東京地検特捜部「暴走」説の検証 —連載にあたって—

特集 東京地検特捜部「暴走」説の検証(構成) 

  1. 「リニア談合」はほんとうに犯罪だっのか?(2020年1月10日掲載
  2. ゴーンの傲慢、日産幹部の無能、特捜の不遜(同1月12日掲載)
  3. IR汚職は三文役者の猿芝居(同1月13日掲載)
  4. まとめ;色褪せる東京地検特捜部の「正義」(同1月15日掲載)

ー連載にあたってー

このところ東京地検特捜部の「活躍」が注目を集めている。東京地検特捜部といえば、古くは田中角栄元首相が逮捕されたロッキード事件(贈収賄/1976年)や江副浩正リクルート会長が逮捕され、竹下登首相を辞任に追いこまれたリクルート事件(贈収賄/1988〜89年)、最近では堀江貴文氏が逮捕されたライブドア事件(証券取引法違反/2006年)が同特捜部の「功績」として知られているが、大阪地検特捜部による村木厚子厚生労働省雇用均等・児童家庭局長に対する冤罪事件(障害者郵便制度悪用事件/2009〜2010年)の余波を受けて2010年代の活動は沈滞していた。

ところが、2017年に森本宏氏が東京地検特捜部長に就任すると、その活動は俄に活発になる。最初の大型案件はリニア談合事件(2018年3月〜)である。中央リニア新幹線建設工事をめぐる、鹿島、大成、大林、清水の大手ゼネコン4社による談合事件である。続いて話題になったのは佐野太文科省科学技術・学術政策局長などを逮捕した文科省汚職事件だ(2018年7月〜)。2018年の特捜の活動でもっともきわだっていたのは、金融商品取引法違反容疑で日産のカルロス・ゴーン会長を逮捕した事件である(後に背任も追加)。2019年12月25日には、IRをめぐる汚職容疑で秋元司衆院議員を逮捕し現在も取り調べが続いているが、秋元議員逮捕直後の12月29日にはゴーン容疑者に海外逃亡されるという失態もあった。

元東京地検特捜部副部長で代議士経験もある若狭勝弁護士は、活発になった特捜の活動について、次のようにコメントしている。
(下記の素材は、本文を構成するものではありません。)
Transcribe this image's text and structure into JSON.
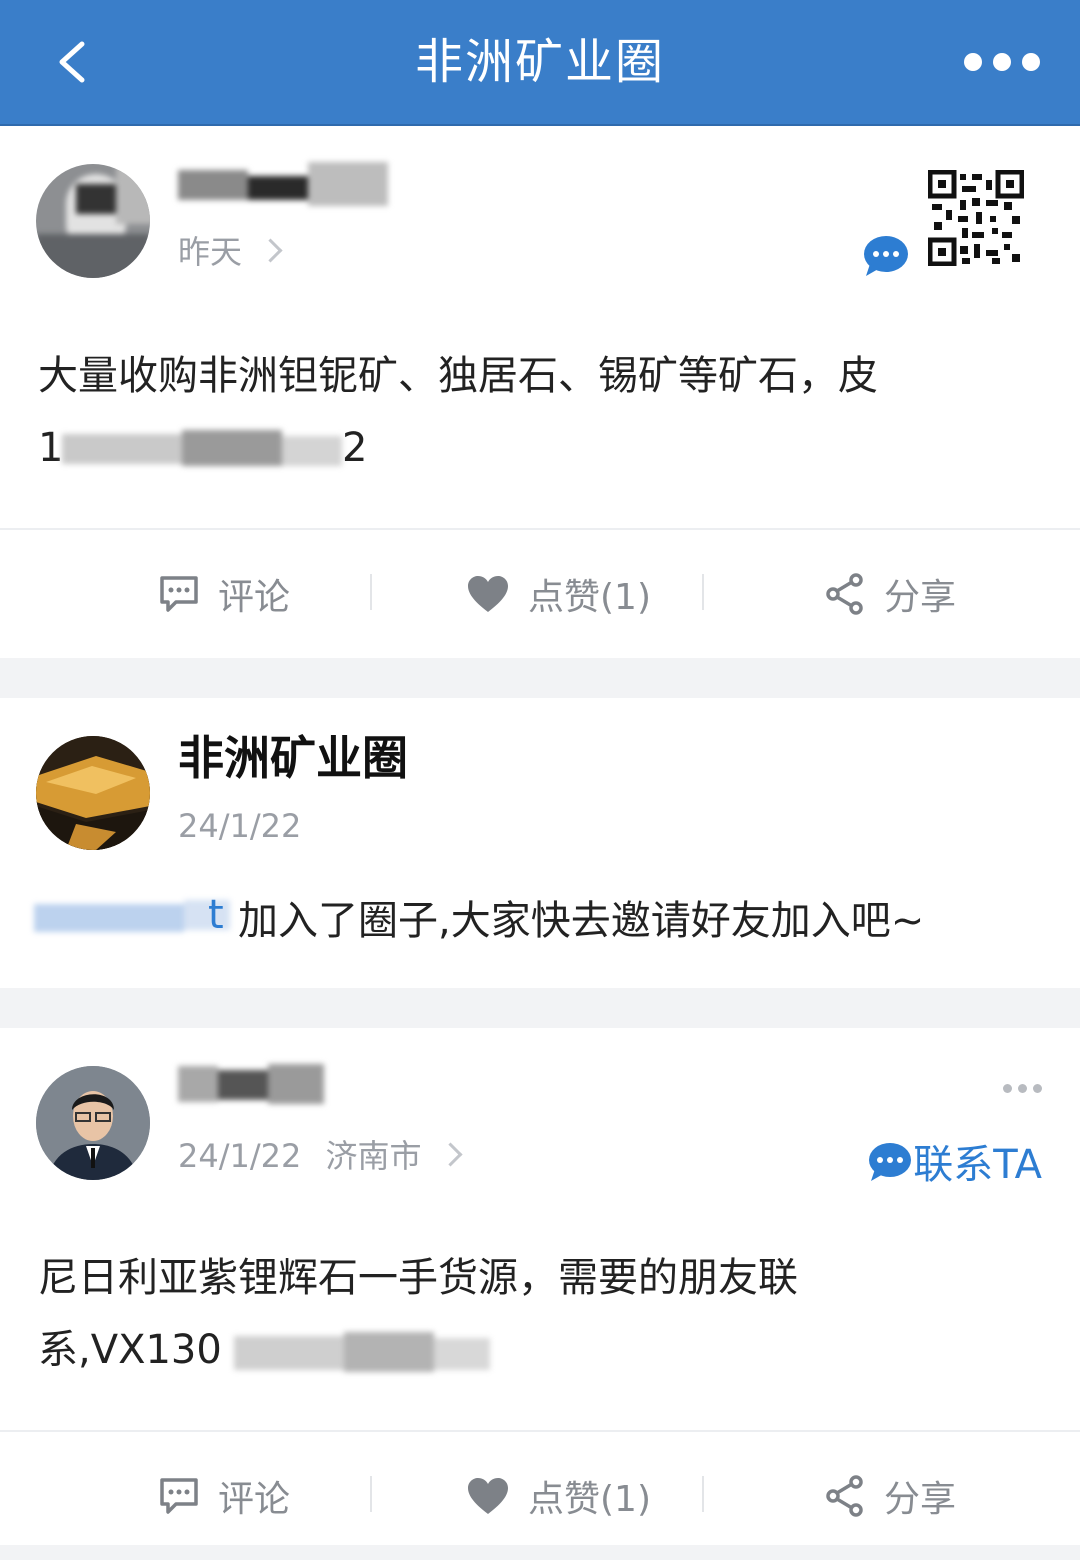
{
  "header": {
    "title": "非洲矿业圈",
    "back_icon": "chevron-left-icon",
    "more_icon": "more-dots-icon"
  },
  "posts": [
    {
      "time": "昨天",
      "text": "大量收购非洲钽铌矿、独居石、锡矿等矿石，皮",
      "text_line2_visible": "1",
      "text_line2_tail": "2",
      "actions": {
        "comment": "评论",
        "like": "点赞(1)",
        "share": "分享"
      }
    },
    {
      "name": "非洲矿业圈",
      "time": "24/1/22",
      "message": "加入了圈子,大家快去邀请好友加入吧~",
      "member_visible_tail": "t"
    },
    {
      "time": "24/1/22",
      "location": "济南市",
      "contact": "联系TA",
      "text_line1": "尼日利亚紫锂辉石一手货源，需要的朋友联",
      "text_line2": "系,VX130",
      "actions": {
        "comment": "评论",
        "like": "点赞(1)",
        "share": "分享"
      }
    }
  ],
  "colors": {
    "primary": "#3a7ec9",
    "link": "#2d7dd2",
    "muted": "#9a9ea5"
  }
}
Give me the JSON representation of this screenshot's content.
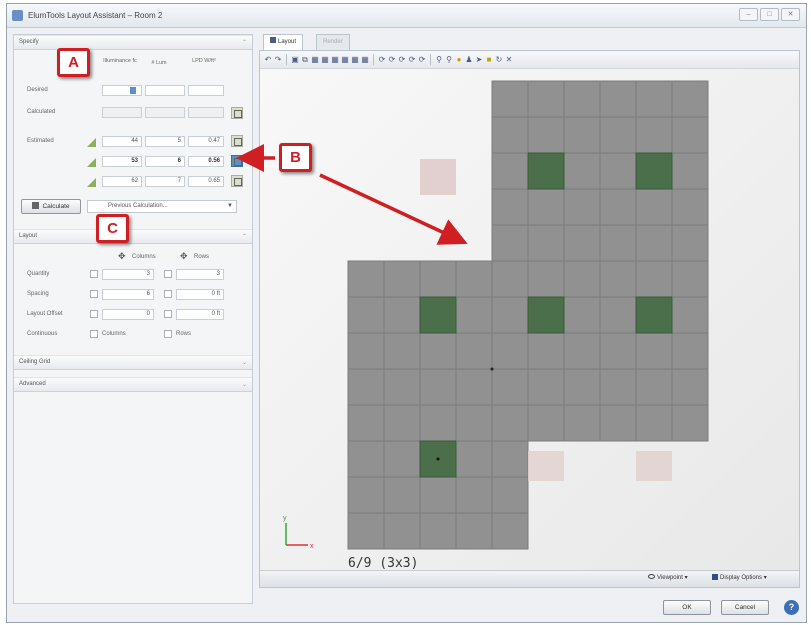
{
  "window": {
    "title": "ElumTools Layout Assistant – Room 2",
    "controls": [
      "–",
      "□",
      "✕"
    ]
  },
  "specify": {
    "header": "Specify",
    "columns": [
      "Illuminance fc",
      "# Lum",
      "LPD W/ft²"
    ],
    "rows": {
      "desired": {
        "label": "Desired",
        "illuminance": "",
        "lum": "",
        "lpd": ""
      },
      "calculated": {
        "label": "Calculated",
        "illuminance": "",
        "lum": "",
        "lpd": ""
      },
      "estimated": [
        {
          "label": "Estimated",
          "illuminance": "44",
          "lum": "5",
          "lpd": "0.47"
        },
        {
          "label": "",
          "illuminance": "53",
          "lum": "6",
          "lpd": "0.56"
        },
        {
          "label": "",
          "illuminance": "62",
          "lum": "7",
          "lpd": "0.65"
        }
      ]
    },
    "calculate_button": "Calculate",
    "previous_calc_dropdown": "Previous Calculation..."
  },
  "layout": {
    "header": "Layout",
    "columns_label": "Columns",
    "rows_label": "Rows",
    "quantity": {
      "label": "Quantity",
      "columns": "3",
      "rows": "3"
    },
    "spacing": {
      "label": "Spacing",
      "columns": "6",
      "rows": "0 ft"
    },
    "layout_offset": {
      "label": "Layout Offset",
      "columns": "0",
      "rows": "0 ft"
    },
    "continuous": {
      "label": "Continuous",
      "columns_option": "Columns",
      "rows_option": "Rows"
    }
  },
  "collapsed_sections": [
    "Ceiling Grid",
    "Advanced"
  ],
  "viewport": {
    "tabs": [
      "Layout",
      "Render"
    ],
    "active_tab": "Layout",
    "grid_label": "6/9  (3x3)",
    "status_viewpoint": "Viewpoint",
    "status_display_options": "Display Options"
  },
  "buttons": {
    "ok": "OK",
    "cancel": "Cancel",
    "help": "?"
  },
  "callouts": [
    "A",
    "B",
    "C"
  ],
  "colors": {
    "accent_red": "#d01f23",
    "ceiling_tile": "#919191",
    "luminaire": "#4b6f4b",
    "highlight_blue": "#5b8fc9"
  }
}
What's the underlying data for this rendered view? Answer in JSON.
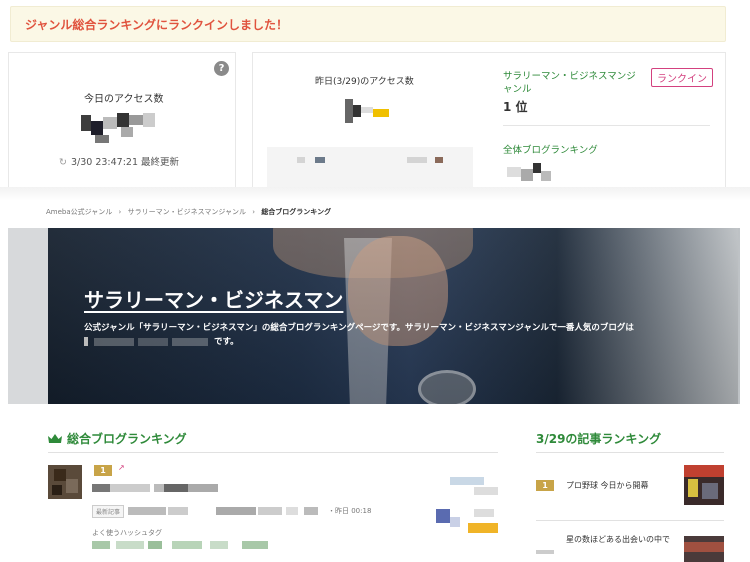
{
  "notice": {
    "text": "ジャンル総合ランキングにランクインしました！"
  },
  "access_today": {
    "label": "今日のアクセス数",
    "help_icon": "question-circle-icon",
    "updated": "3/30 23:47:21 最終更新"
  },
  "access_yesterday": {
    "label": "昨日(3/29)のアクセス数",
    "genre": "サラリーマン・ビジネスマンジャンル",
    "rank_badge": "ランクイン",
    "rank": "1 位",
    "overall_label": "全体ブログランキング"
  },
  "breadcrumb": {
    "items": [
      "Ameba公式ジャンル",
      "›",
      "サラリーマン・ビジネスマンジャンル",
      "›"
    ],
    "current": "総合ブログランキング"
  },
  "hero": {
    "title": "サラリーマン・ビジネスマン",
    "desc_line1": "公式ジャンル「サラリーマン・ビジネスマン」の総合ブログランキングページです。サラリーマン・ビジネスマンジャンルで一番人気のブログは",
    "desc_line2_end": "です。"
  },
  "overall_ranking": {
    "title": "総合ブログランキング",
    "crown_icon": "crown-icon",
    "rank": "1",
    "latest_tag": "最新記事",
    "time": "・昨日 00:18",
    "hashtag_label": "よく使うハッシュタグ"
  },
  "article_ranking": {
    "title": "3/29の記事ランキング",
    "items": [
      {
        "rank": "1",
        "text": "プロ野球 今日から開幕"
      },
      {
        "rank": "2",
        "text": "星の数ほどある出会いの中で"
      }
    ]
  },
  "colors": {
    "accent_green": "#2f8a3a",
    "notice_red": "#e0533e",
    "rankin_pink": "#d3417f",
    "gold": "#c8a448"
  }
}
2010年の大阪地検特捜部の証拠改ざん事件の影響で、「暴走」といわれるのを恐れ、長らく特捜部全体がリハビリに入っていた。約10年ぶりの現職国会議員逮捕は、特捜部の存在意義を示すテークオフだ。大手ゼネコンのリニア談合、文科省汚職、日産ゴーン元会長の特別背任を指揮した森本宏特捜部長はこの夏、異動予定だったが、政財官で残る政のこの案件のため特捜部長にとどまったという。かなり前から手掛けていたことが分かるだろう。(2019年12月25日付『日刊スポーツ』)

このように活発に捜査・摘発活動をつづける特捜だが、彼らの扱った直近の事件を冷静に観察してみると、「ひょっとしたら暴走ではないか」という疑念が頭をかすめる。元東京地検特捜部出身の郷原信郎弁護士も、こうした事件についてしばしば特捜の活動の「行き過ぎ」を指摘している。多くのメディアは、特捜に迎合するように、「談合」や「汚職」を糾弾し、「不正蓄財」を断罪する記事を載せているが、果たして私たちは特捜の描くストーリーをそっくりそのまま受け入れてよいものだろうか。

こうした問題意識の下、批評ドットコムでは、4回にわたり『東京地検特捜部「暴走」説の検証 』と題する記事を連載する(構成については本頁トップを参照)。